A maioria das casas é construída com blocos de concreto e telhas onduladas de zinco. Como era um dia ensolarado e agradável de meados de dezembro - o perpétuo clima primaveril de Medellín lhe rendeu o apelido de "Cidade da Primavera Eterna" -, não ficamos com medo ao caminhar pela favela até as três caixas gigantes de ardósia preta que formam a biblioteca pública do bairro, a Biblioteca España. Ficamos maravilhados com seus três andares.
O vale do parapente
A cidade também adora a vista de uma escultura ou desenho ao ar livre. Os principais prédios novos de Medellín devem incluir arte pública. Os muros das estações do metrô e das favelas são enfeitados com murais coloridos.
Enquanto isso, eu ficava cada vez mais sob o domínio de Natalie, que trabalhava na recepção do nosso hotel. Delicada e entusiasmada, ela nos ajudou com várias reservas. Como Ryan estava se adaptando ao tema "parece assustador, mas não é" de nossa viagem, eu me perguntei se ela tinha alguma dica sobre parapente - em função dos fortes ventos termais da cidade, o esporte é popular por aqui. Dez minutos depois, Natalie havia reservado o parapente (cerca de R$ 120 por pessoa) em um dos morros da cidade.
No dia seguinte, nós nos valemos de um dos táxis baratos da cidade e rodamos 40 minutos (cerca de R$ 60) até o topo de um morro coberto de grama nos limites da cidade para nossa sessão de parapente. A vista era magnífica, englobando montanhas e toda Medellín abaixo. Após uns cinco minutos de explicações, Ryan e eu pusemos os capacetes, o equipamento e nos prendemos a parapentes individuais de nove metros de envergadura, cada um manejado por um piloto.
Foto: Paul Smith/NYTNS
Noite boa e gente bonita
Outro passeio de teleférico nos levou além, desta vez ao lindo Parque Arvi, uma porção de natureza selvagem se espalhando pela montanha com trilhas para caminhada, hotéis e um borboletário - destino que podemos imaginar visitar para um piquenique de domingo.

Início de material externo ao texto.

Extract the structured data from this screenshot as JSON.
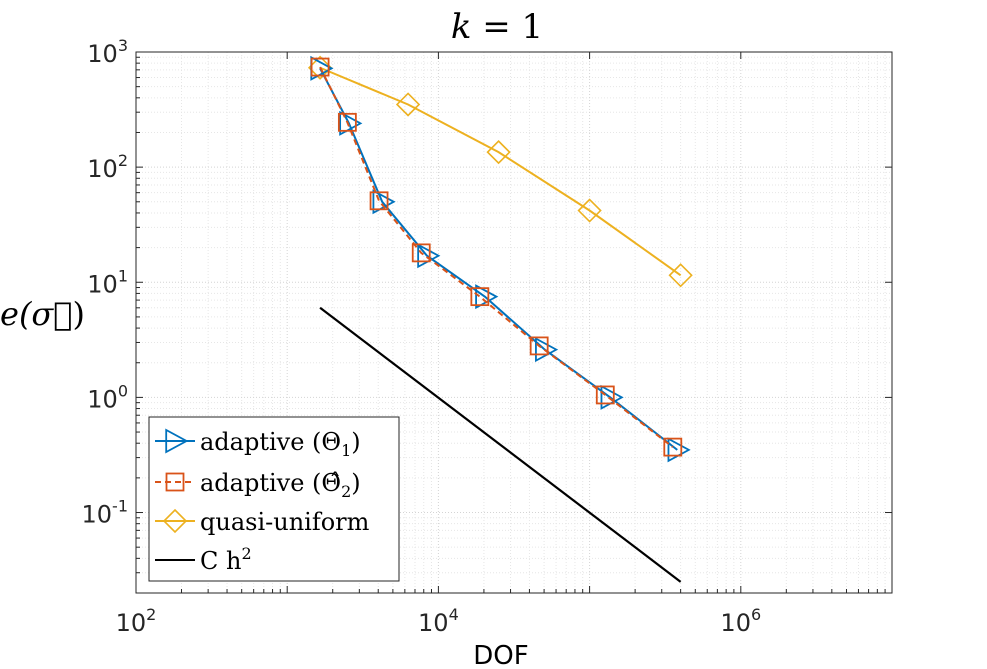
{
  "chart_data": {
    "type": "line",
    "scale": "loglog",
    "title": "k = 1",
    "title_var": "k",
    "title_eq": " = 1",
    "xlabel": "DOF",
    "ylabel": "e(σ⃗)",
    "ylabel_parts": {
      "e": "e(",
      "sigma": "σ⃗",
      "close": ")"
    },
    "xlim": [
      100,
      10000000
    ],
    "ylim": [
      0.02,
      1000
    ],
    "x_ticks": [
      {
        "value": 100,
        "base": "10",
        "exp": "2"
      },
      {
        "value": 10000,
        "base": "10",
        "exp": "4"
      },
      {
        "value": 1000000,
        "base": "10",
        "exp": "6"
      }
    ],
    "y_ticks": [
      {
        "value": 0.1,
        "base": "10",
        "exp": "-1"
      },
      {
        "value": 1,
        "base": "10",
        "exp": "0"
      },
      {
        "value": 10,
        "base": "10",
        "exp": "1"
      },
      {
        "value": 100,
        "base": "10",
        "exp": "2"
      },
      {
        "value": 1000,
        "base": "10",
        "exp": "3"
      }
    ],
    "grid": true,
    "minor_grid": true,
    "legend_position": "bottom-left",
    "series": [
      {
        "name": "adaptive (Θ1)",
        "legend": {
          "text": "adaptive (Θ",
          "sub": "1",
          "close": ")"
        },
        "color": "#0072BD",
        "marker": "triangle-right",
        "linestyle": "solid",
        "x": [
          1650,
          2560,
          4250,
          8400,
          20300,
          50500,
          137000,
          380000
        ],
        "y": [
          720,
          240,
          50,
          17,
          7.5,
          2.6,
          1.0,
          0.35
        ]
      },
      {
        "name": "adaptive (Θ̂2)",
        "legend": {
          "text": "adaptive (Θ̂",
          "sub": "2",
          "close": ")"
        },
        "color": "#D95319",
        "marker": "square",
        "linestyle": "dashed",
        "x": [
          1650,
          2500,
          4050,
          7700,
          18800,
          46400,
          127000,
          355000
        ],
        "y": [
          740,
          245,
          51,
          18,
          7.5,
          2.8,
          1.05,
          0.37
        ]
      },
      {
        "name": "quasi-uniform",
        "legend": {
          "text": "quasi-uniform",
          "sub": "",
          "close": ""
        },
        "color": "#EDB120",
        "marker": "diamond",
        "linestyle": "solid",
        "x": [
          1650,
          6300,
          25000,
          100000,
          400000
        ],
        "y": [
          730,
          350,
          135,
          42,
          11.5
        ]
      },
      {
        "name": "C h^2",
        "legend": {
          "text": "C h",
          "sub": "",
          "close": "",
          "sup": "2"
        },
        "color": "#000000",
        "marker": "none",
        "linestyle": "solid",
        "x": [
          1650,
          400000
        ],
        "y": [
          6.0,
          0.025
        ]
      }
    ]
  }
}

Passamos a maioria de nossas noites em El Poblado. O coração do bairro é o Parque Lleras, trecho com extensão de uma quadra repleto de restaurantes e bares, ótimo para ver gente à noite. Todos os colombianos jovens e bonitos se reúnem no parque à noite - as mulheres com saias curtas e sapatos com salto de oito centímetros, os homens com os peitos inflados.
De fato, Medellín é conhecida pela vida noturna. Trata-se de uma cidade que gosta de comer, beber, dançar e assistir a futebol, geralmente em grupos, em bares e restaurantes. Peguei um táxi e me mandei para o La Strada, shopping center cheio de restaurantes e boates para os jovens e bonitos. Em determinado momento, comecei a rir do nada: eu estava em Medellín! Eu estava contente e seguro! Eu havia encontrado um pouco de luxo!